Predictive Modeling for the Determination of Blueberry Shelf-Life Based on Combination of Pied Kingfisher Optimizer, Convolutional Neural Network, Bidirectional Long Short-Term Memory and Attention Mechanism

To investigate the quality changes and shelf-life of blueberries stored under different temperature conditions, ‘Yikemei’ blueberries were evaluated for several quality indicators including soluble solid content, mass loss rate, decay incidence, and texture parameters during storage at 5, 10, 15, 20, and 25 ℃. Feature selection was performed using a binary gray wolf optimization algorithm, identifying seven key features influencing the shelf life as input variables for modeling.

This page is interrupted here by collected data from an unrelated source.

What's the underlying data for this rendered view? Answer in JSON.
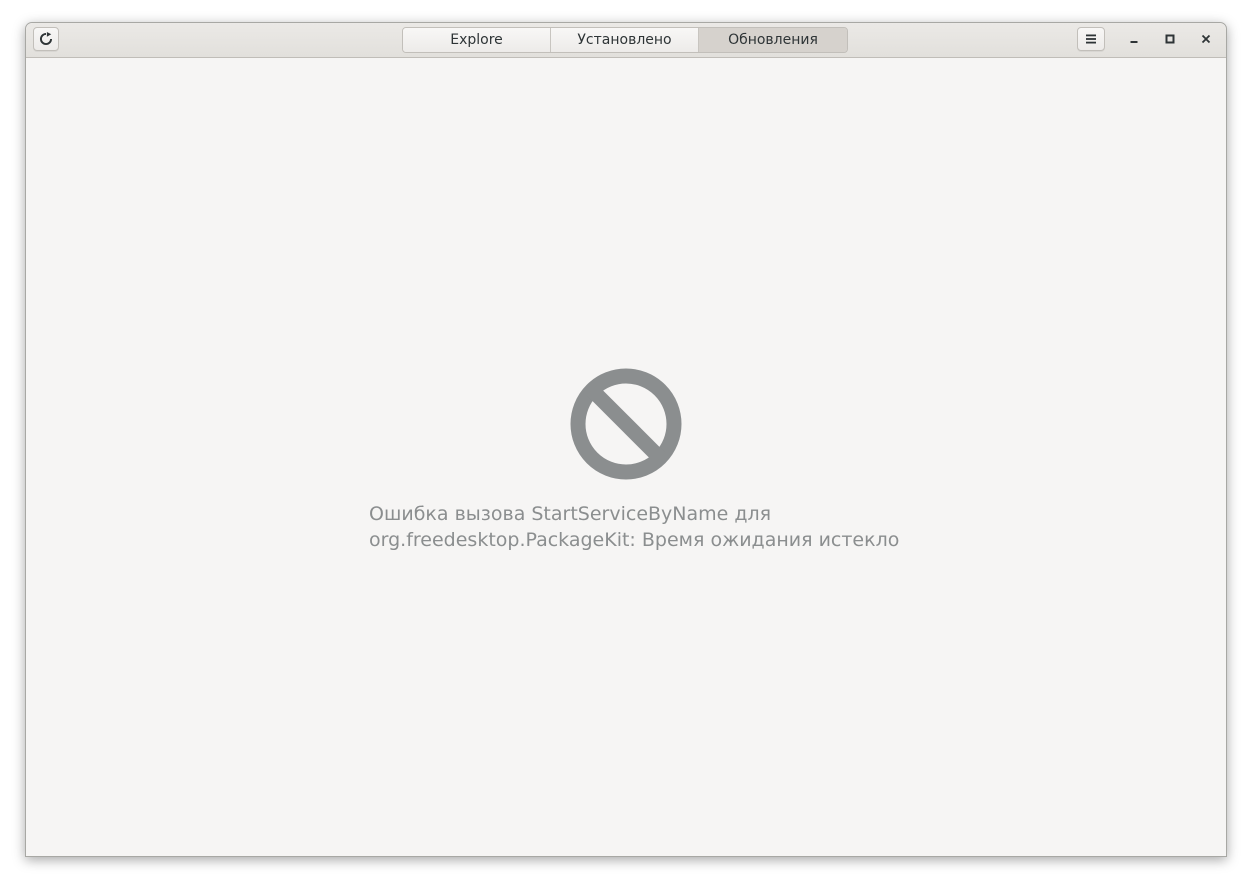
{
  "window": {
    "header": {
      "refresh_icon": "view-refresh-icon",
      "menu_icon": "open-menu-icon",
      "tabs": [
        {
          "label": "Explore",
          "active": false
        },
        {
          "label": "Установлено",
          "active": false
        },
        {
          "label": "Обновления",
          "active": true
        }
      ],
      "window_controls": [
        "minimize-icon",
        "maximize-icon",
        "close-icon"
      ]
    },
    "content": {
      "status_icon": "action-unavailable-icon",
      "error_line1": "Ошибка вызова StartServiceByName для",
      "error_line2": "org.freedesktop.PackageKit: Время ожидания истекло"
    }
  },
  "colors": {
    "window_bg": "#f6f5f4",
    "header_bg": "#e8e6e3",
    "active_tab": "#d6d2cd",
    "icon_gray": "#8b8e8f",
    "text_gray": "#8b8e8f"
  }
}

A shelf-life prediction model of blueberries was developed by the combined use of the pied kingfisher optimizer (PKO), convolutional neural network (CNN), bidirectional long short-term memory (BiLSTM) and attention mechanism (AT). In the CNN-BiLSTM-AT network, parameter optimization was conducted using the PKO to determine the optimal learning rate, regularization parameters, attention key values, and the number of BiLSTM neurons. The results indicated that compared with the CNN-LSTM model, the PKO-CNN-BiLSTM-AT model exhibited 76.13%, 80.96%, 92.03%, and 71.75% reductions in mean absolute error, mean absolute percentage error, mean squared error, and root mean squared error, respectively, while the coefficient of determination (R²) increased by 5.85%. These findings demonstrated that the introduction of PKO significantly improved the predictive performance of the CNN-BiLSTM-AT model. This study provides theoretical support for the shelf-life prediction of blueberries stored under different temperature conditions.